Was Marcus Junius Brutus “the noblest Roman of them all”? The tribute that Shakespeare puts into the mouth of Mark Antony over Brutus’s corpse at Philippi draws on Plutarch’s Life. It is a potent and enduring legend: the soldier-philosopher who put patriotism first by killing Julius Caesar, whom a pliant Senate had made dictator for life, to prevent the restoration of one-man rule. Brutus has been an inspiration for revolutionaries in every age. But how much truth is there in the mythology that surrounds his tyrannicide?

Brutus came from a more eminent family than Caesar: his ancestor Lucius Junius Brutus had deposed Tarquin the Proud, the last king of Rome, and died defending the republic. As an insider, Brutus could afford to cultivate a reputation for virtue by remaining aloof from power struggles. We are told that his temperament was serious, but he never took philosophy or politics seriously, let alone war.

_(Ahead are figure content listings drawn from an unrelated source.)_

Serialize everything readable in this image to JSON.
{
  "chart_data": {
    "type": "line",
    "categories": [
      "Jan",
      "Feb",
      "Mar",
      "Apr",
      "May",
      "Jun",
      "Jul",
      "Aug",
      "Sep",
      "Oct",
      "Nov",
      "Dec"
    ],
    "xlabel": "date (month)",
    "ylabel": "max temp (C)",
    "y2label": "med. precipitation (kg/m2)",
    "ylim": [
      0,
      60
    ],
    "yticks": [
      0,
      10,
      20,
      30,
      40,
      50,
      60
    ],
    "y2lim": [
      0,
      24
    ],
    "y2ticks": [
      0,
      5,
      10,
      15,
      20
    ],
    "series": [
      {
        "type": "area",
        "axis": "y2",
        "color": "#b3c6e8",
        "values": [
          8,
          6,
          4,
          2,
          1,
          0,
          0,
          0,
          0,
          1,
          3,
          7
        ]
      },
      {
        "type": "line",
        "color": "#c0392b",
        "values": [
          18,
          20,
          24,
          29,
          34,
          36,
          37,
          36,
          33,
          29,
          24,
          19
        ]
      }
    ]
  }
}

His mother, Servilia, was Caesar’s mistress around the time that Brutus was born, and Caesar treated him like a son. Brutus admired Caesar and was betrothed to his daughter Julia, but reasons of state dictated that she be married to Pompey, Caesar’s greatest rival. During the civil war between them, Brutus fought for Pompey, but after his capture switched sides and helped Caesar to defeat his former commander. Caesar forgave Brutus and promoted him, but never won his loyalty.

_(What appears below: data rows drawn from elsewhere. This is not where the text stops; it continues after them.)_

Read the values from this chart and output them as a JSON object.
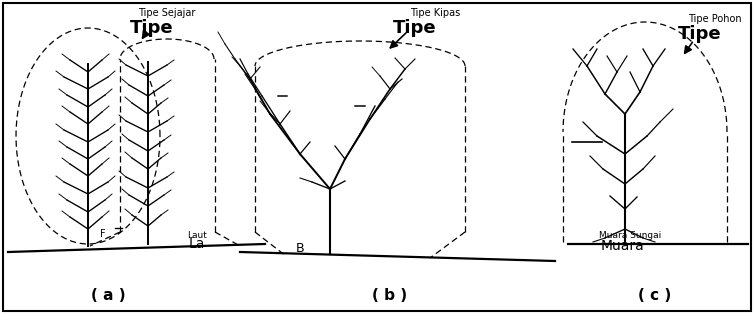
{
  "fig_width": 7.54,
  "fig_height": 3.14,
  "bg": "#ffffff",
  "labels": {
    "a_label": "( a )",
    "b_label": "( b )",
    "c_label": "( c )",
    "a_type_small": "Tipe Sejajar",
    "a_type_large": "Tipe",
    "b_type_small": "Tipe Kipas",
    "b_type_large": "Tipe",
    "c_type_small": "Tipe Pohon",
    "c_type_large": "Tipe",
    "a_laut_small": "Laut",
    "a_laut_large": "La",
    "a_f": "F",
    "b_b": "B",
    "c_muara_small": "Muara Sungai",
    "c_muara_large": "Muara"
  }
}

Indeed the only person to whom Brutus was unswervingly loyal was his second wife, Porcia (or Portia, as Shakespeare calls her). Echoing Plutarch, Shakespeare depicts her as a woman of such physical courage that she stabs herself in the thigh to prove to her husband that she can be trusted with his secrets. Learning of his suicide after Philippi, Porcia is supposed to have killed herself by swallowing live coals. But how much of this sentimental view of the marriage stands scrutiny? Porcia was Brutus’s first cousin, the daughter of his uncle, Marcius Porcius Cato, who had been Caesar’s most implacable foe. Cato the Younger had fallen on his sword rather than submit to Caesar’s rule; yet, as Christian Meier observes in his biography of Caesar, Brutus thought Cato had been mistaken and repudiated him.

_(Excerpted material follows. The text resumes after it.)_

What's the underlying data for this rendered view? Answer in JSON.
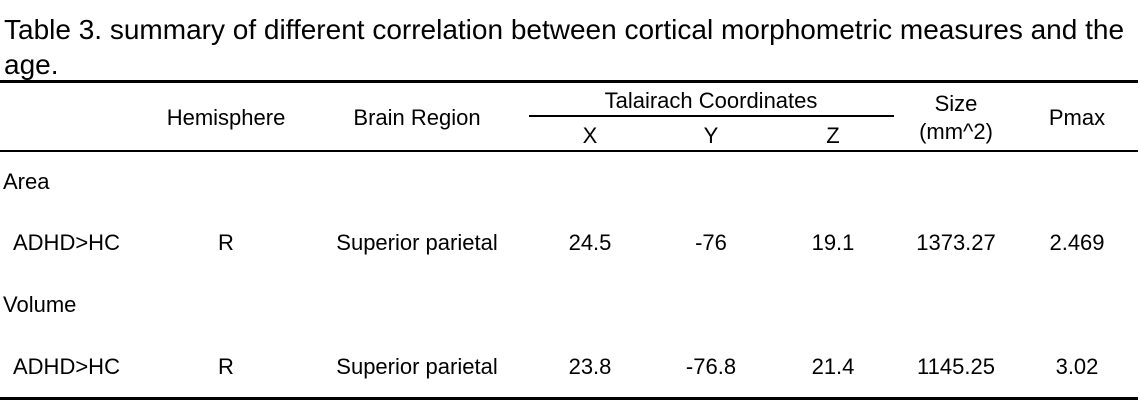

Brutus had divorced his first wife to marry Porcia. She was beautiful and had a famous father; the union could advance his career. Between his mother, who adored Caesar, and his wife, who hated him, Brutus seems to have dithered. Eventually he was shamed into joining the conspiracy by the more zealous figure of Gaius Cassius, his brother-in-law, whose friends accused him of betraying the memory of his republican ancestor. The facts suggest that behind his facade of Roman virtue Brutus was a weak man, easily influenced by stronger characters of both sexes around him.